High–Order/hp–Adaptive Discontinuous Galerkin Finite Element Methods for Compressible Fluid Flows – 2008, IACM/ECCOMAS Congress 2008, Venice
We present an overview of some recent developments concerning the a posteriori error analysis of h– and hp–version finite element approximations to compressible fluid flows. After highlighting some of the conceptual difficulties in error control for problems of hyperbolic/nearly–hyperbolic type, such as the lack of correlation between the local error and the local finite element residual, we concentrate on a specific discretisation scheme: the hp–version of the discontinuous Galerkin finite element method. This method is capable of exploiting both local polynomial–degree–variation (p–refinement) and local mesh subdivision (h–refinement), thereby offering greater flexibility and efficiency than numerical techniques which only incorporate h–refinement or p–refinement in isolation.

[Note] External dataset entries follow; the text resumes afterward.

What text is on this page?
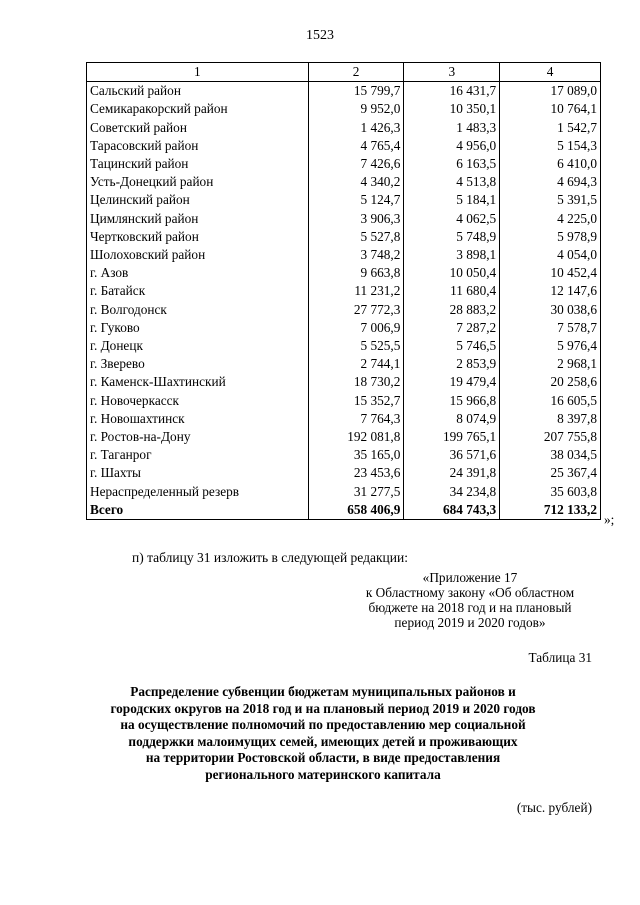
1523
1	2	3	4
Сальский район	15 799,7	16 431,7	17 089,0
Семикаракорский район	9 952,0	10 350,1	10 764,1
Советский район	1 426,3	1 483,3	1 542,7
Тарасовский район	4 765,4	4 956,0	5 154,3
Тацинский район	7 426,6	6 163,5	6 410,0
Усть-Донецкий район	4 340,2	4 513,8	4 694,3
Целинский район	5 124,7	5 184,1	5 391,5
Цимлянский район	3 906,3	4 062,5	4 225,0
Чертковский район	5 527,8	5 748,9	5 978,9
Шолоховский район	3 748,2	3 898,1	4 054,0
г. Азов	9 663,8	10 050,4	10 452,4
г. Батайск	11 231,2	11 680,4	12 147,6
г. Волгодонск	27 772,3	28 883,2	30 038,6
г. Гуково	7 006,9	7 287,2	7 578,7
г. Донецк	5 525,5	5 746,5	5 976,4
г. Зверево	2 744,1	2 853,9	2 968,1
г. Каменск-Шахтинский	18 730,2	19 479,4	20 258,6
г. Новочеркасск	15 352,7	15 966,8	16 605,5
г. Новошахтинск	7 764,3	8 074,9	8 397,8
г. Ростов-на-Дону	192 081,8	199 765,1	207 755,8
г. Таганрог	35 165,0	36 571,6	38 034,5
г. Шахты	23 453,6	24 391,8	25 367,4
Нераспределенный резерв	31 277,5	34 234,8	35 603,8
Всего	658 406,9	684 743,3	712 133,2
»;
п) таблицу 31 изложить в следующей редакции:
«Приложение 17
к Областному закону «Об областном
бюджете на 2018 год и на плановый
период 2019 и 2020 годов»
Таблица 31
Распределение субвенции бюджетам муниципальных районов и
городских округов на 2018 год и на плановый период 2019 и 2020 годов
на осуществление полномочий по предоставлению мер социальной
поддержки малоимущих семей, имеющих детей и проживающих
на территории Ростовской области, в виде предоставления
регионального материнского капитала
(тыс. рублей)
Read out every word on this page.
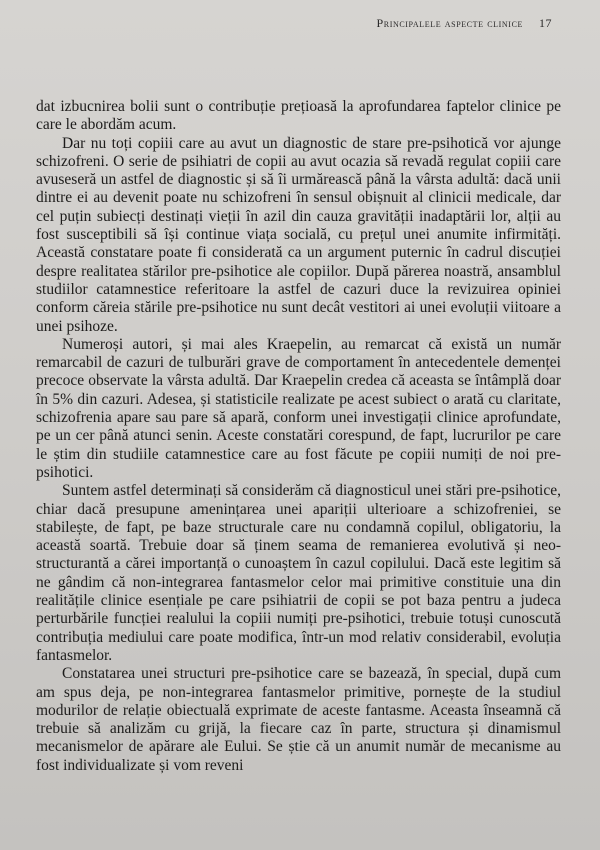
Principalele aspecte clinice 17

dat izbucnirea bolii sunt o contribuție prețioasă la aprofundarea faptelor clinice pe care le abordăm acum.

Dar nu toți copiii care au avut un diagnostic de stare pre-psihotică vor ajunge schizofreni. O serie de psihiatri de copii au avut ocazia să revadă regulat copiii care avuseseră un astfel de diagnostic și să îi urmărească până la vârsta adultă: dacă unii dintre ei au devenit poate nu schizofreni în sensul obișnuit al clinicii medicale, dar cel puțin subiecți destinați vieții în azil din cauza gravității inadaptării lor, alții au fost susceptibili să își continue viața socială, cu prețul unei anumite infirmități. Această constatare poate fi considerată ca un argument puternic în cadrul discuției despre realitatea stărilor pre-psihotice ale copiilor. După părerea noastră, ansamblul studiilor catamnestice referitoare la astfel de cazuri duce la revizuirea opiniei conform căreia stările pre-psihotice nu sunt decât vestitori ai unei evoluții viitoare a unei psihoze.

Numeroși autori, și mai ales Kraepelin, au remarcat că există un număr remarcabil de cazuri de tulburări grave de comportament în antecedentele demenței precoce observate la vârsta adultă. Dar Kraepelin credea că aceasta se întâmplă doar în 5% din cazuri. Adesea, și statisticile realizate pe acest subiect o arată cu claritate, schizofrenia apare sau pare să apară, conform unei investigații clinice aprofundate, pe un cer până atunci senin. Aceste constatări corespund, de fapt, lucrurilor pe care le știm din studiile catamnestice care au fost făcute pe copiii numiți de noi pre-psihotici.

Suntem astfel determinați să considerăm că diagnosticul unei stări pre-psihotice, chiar dacă presupune amenințarea unei apariții ulterioare a schizofreniei, se stabilește, de fapt, pe baze structurale care nu condamnă copilul, obligatoriu, la această soartă. Trebuie doar să ținem seama de remanierea evolutivă și neo-structurantă a cărei importanță o cunoaștem în cazul copilului. Dacă este legitim să ne gândim că non-integrarea fantasmelor celor mai primitive constituie una din realitățile clinice esențiale pe care psihiatrii de copii se pot baza pentru a judeca perturbările funcției realului la copiii numiți pre-psihotici, trebuie totuși cunoscută contribuția mediului care poate modifica, într-un mod relativ considerabil, evoluția fantasmelor.

Constatarea unei structuri pre-psihotice care se bazează, în special, după cum am spus deja, pe non-integrarea fantasmelor primitive, pornește de la studiul modurilor de relație obiectuală exprimate de aceste fantasme. Aceasta înseamnă că trebuie să analizăm cu grijă, la fiecare caz în parte, structura și dinamismul mecanismelor de apărare ale Eului. Se știe că un anumit număr de mecanisme au fost individualizate și vom reveni
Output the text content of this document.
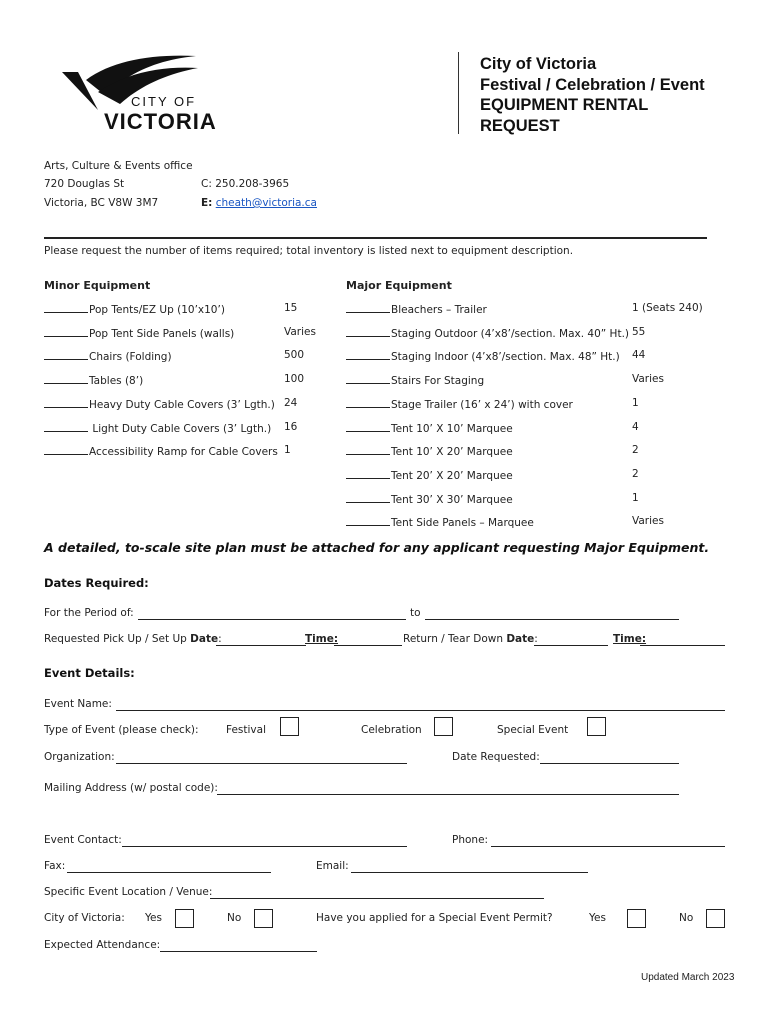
CITY OF
VICTORIA
City of Victoria
Festival / Celebration / Event
EQUIPMENT RENTAL
REQUEST
Arts, Culture & Events office
720 Douglas St
Victoria, BC V8W 3M7
C: 250.208-3965
E: cheath@victoria.ca
Please request the number of items required; total inventory is listed next to equipment description.
Minor Equipment
Pop Tents/EZ Up (10’x10’)	15
Pop Tent Side Panels (walls)	Varies
Chairs (Folding)	500
Tables (8’)	100
Heavy Duty Cable Covers (3’ Lgth.) 24
Light Duty Cable Covers (3’ Lgth.) 16
Accessibility Ramp for Cable Covers 1
Major Equipment
Bleachers – Trailer	1 (Seats 240)
Staging Outdoor (4’x8’/section. Max. 40” Ht.) 55
Staging Indoor (4’x8’/section. Max. 48” Ht.) 44
Stairs For Staging	Varies
Stage Trailer (16’ x 24’) with cover	1
Tent 10’ X 10’ Marquee	4
Tent 10’ X 20’ Marquee	2
Tent 20’ X 20’ Marquee	2
Tent 30’ X 30’ Marquee	1
Tent Side Panels – Marquee	Varies
A detailed, to-scale site plan must be attached for any applicant requesting Major Equipment.
Dates Required:
For the Period of:	to
Requested Pick Up / Set Up Date:	Time:	Return / Tear Down Date:	Time:
Event Details:
Event Name:
Type of Event (please check):	Festival	Celebration	Special Event
Organization:	Date Requested:
Mailing Address (w/ postal code):
Event Contact:	Phone:
Fax:	Email:
Specific Event Location / Venue:
City of Victoria: Yes	No	Have you applied for a Special Event Permit?	Yes	No
Expected Attendance:
Updated March 2023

We shall be particularly concerned with the derivation of a posteriori bounds on the error in certain output functionals of the solution of practical interest; relevant examples include the lift and drag coefficients for a body immersed into a fluid, the local mean value of the field or its flux through the outflow boundary of the computational domain, and the pointwise evaluation of a component of the solution.
By employing a duality argument we derive so–called weighted or Type I a posteriori estimates which bound the error between the true value of the prescribed functional, and the actual computed value.
In these error estimates, the element residuals of the computed numerical solution are multiplied by local weights involving the solution of a certain dual or adjoint problem. On the basis of the resulting a posteriori error bound, we design and implement an adaptive finite element algorithm to ensure reliable and efficient control of the error in the computed functional with respect to a user–defined tolerance.
For the hp–version of the discontinuous Galerkin finite element method, the decision as to whether to h–refine or p–refine an element is based on estimating the local analyticity of the primal and dual solutions via truncated Legendre series expansions. The performance of the resulting hp–refinement algorithm is demonstrated through a series of numerical experiments.
This research has been funded by the EU under the ADIGMA project.